Procmail System Rules

System Procmail Rules

Procmail is used as the local mail delivery agent and also to invoke SpamAssassin to tag suspected spam. Because it is the default local delivery agent, a .forward is not required to invoke procmail rules. For those of you who are already familiar with procmail, here are the system-wide rules:

     DROPPRIVS=yes
MAILDIR=$HOME/mail
INCLUDERC=/etc/mail/spamassassin/spamassassin-default.rc
:0:
* ? test ! -f $HOME/.procmailrc
* ^X-Spam-Status: Yes
spam

The first rule causes procmail to execute with the recipients permissions for security reasons and also to ensure that spamassassin reads your user preferences and creates files with your ownership so you can edit them.

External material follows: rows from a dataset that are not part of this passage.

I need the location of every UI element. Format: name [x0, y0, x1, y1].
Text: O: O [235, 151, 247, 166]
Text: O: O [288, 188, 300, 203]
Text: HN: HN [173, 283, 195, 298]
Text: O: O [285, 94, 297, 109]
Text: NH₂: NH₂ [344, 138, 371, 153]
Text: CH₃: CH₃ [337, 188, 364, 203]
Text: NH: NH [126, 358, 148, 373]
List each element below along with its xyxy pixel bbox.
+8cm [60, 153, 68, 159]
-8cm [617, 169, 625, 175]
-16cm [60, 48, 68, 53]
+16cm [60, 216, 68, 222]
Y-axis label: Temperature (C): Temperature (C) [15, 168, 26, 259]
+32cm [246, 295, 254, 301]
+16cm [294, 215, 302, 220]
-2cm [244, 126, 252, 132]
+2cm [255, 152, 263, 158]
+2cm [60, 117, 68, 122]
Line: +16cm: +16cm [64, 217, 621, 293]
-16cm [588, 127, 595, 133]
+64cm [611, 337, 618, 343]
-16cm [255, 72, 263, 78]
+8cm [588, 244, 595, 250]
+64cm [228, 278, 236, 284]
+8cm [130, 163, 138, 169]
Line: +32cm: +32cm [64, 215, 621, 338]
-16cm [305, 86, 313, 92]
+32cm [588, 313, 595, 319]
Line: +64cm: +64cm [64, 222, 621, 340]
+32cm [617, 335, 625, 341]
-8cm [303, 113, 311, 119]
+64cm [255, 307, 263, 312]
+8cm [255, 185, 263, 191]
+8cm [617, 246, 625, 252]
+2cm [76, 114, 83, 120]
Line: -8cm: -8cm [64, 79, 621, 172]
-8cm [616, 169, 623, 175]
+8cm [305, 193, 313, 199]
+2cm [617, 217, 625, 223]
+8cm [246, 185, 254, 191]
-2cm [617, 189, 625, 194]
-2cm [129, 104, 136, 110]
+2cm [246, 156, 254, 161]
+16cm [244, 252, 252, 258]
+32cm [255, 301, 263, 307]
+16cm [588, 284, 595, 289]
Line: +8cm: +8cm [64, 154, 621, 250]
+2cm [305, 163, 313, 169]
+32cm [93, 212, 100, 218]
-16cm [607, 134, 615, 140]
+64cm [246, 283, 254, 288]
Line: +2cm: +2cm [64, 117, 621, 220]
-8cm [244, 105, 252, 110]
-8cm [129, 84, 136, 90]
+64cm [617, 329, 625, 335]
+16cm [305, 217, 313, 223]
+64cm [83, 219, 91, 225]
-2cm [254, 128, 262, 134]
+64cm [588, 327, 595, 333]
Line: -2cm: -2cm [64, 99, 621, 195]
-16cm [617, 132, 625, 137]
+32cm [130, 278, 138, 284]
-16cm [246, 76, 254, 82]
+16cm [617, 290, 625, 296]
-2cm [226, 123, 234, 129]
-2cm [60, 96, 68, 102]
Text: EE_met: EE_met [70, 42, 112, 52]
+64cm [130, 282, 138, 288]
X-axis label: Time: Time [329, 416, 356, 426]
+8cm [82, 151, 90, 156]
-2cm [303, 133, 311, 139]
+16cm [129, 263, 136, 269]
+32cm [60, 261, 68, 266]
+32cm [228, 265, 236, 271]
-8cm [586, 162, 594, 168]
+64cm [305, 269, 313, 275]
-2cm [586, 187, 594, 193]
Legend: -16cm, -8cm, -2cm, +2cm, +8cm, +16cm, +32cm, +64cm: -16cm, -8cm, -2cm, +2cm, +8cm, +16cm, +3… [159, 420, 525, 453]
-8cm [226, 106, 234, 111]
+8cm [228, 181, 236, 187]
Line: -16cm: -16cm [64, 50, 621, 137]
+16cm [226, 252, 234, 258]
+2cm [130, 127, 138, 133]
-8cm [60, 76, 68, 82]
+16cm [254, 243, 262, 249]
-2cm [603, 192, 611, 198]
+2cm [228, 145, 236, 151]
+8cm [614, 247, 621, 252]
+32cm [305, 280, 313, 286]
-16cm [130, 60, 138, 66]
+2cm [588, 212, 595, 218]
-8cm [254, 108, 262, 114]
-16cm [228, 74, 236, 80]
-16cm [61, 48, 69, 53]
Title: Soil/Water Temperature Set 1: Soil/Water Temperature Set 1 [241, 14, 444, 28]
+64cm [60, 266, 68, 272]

The next rule tells procmail that your mail folders are located in a subdirectory called “mail” in your home directory. Then procmail calls spam assassin to evaluate mail as spam or non-spam and add an X-Spam-Status: line with a Yes/No result.

Next, we check to see if you have your own “.procmailrc” file. If you do not, we place any mail tagged as spam in your “spam” mail folder. If you do have your own “.procmailrc” file, then we only tag the spam and leave it up to your rules to determine what to do with it.

Simple Examples

If you want to send all e-mail that is scored as spam by spamassassin to your spam folder, the following rule would do it. This is also the default behavior if you have no .procmailrc at all.

     :0:
* ^X-Spam-Status: Yes
spam

If you are extremely trusting and just want to discard all e-mail that spamassassin determines to be spam, the following rule would do that.

     :0:
* ^X-Spam-Status: Yes
/dev/null

On Linux and other Unix-like operating systems, /dev/null is a data sink. That is any data sent to it is discarded.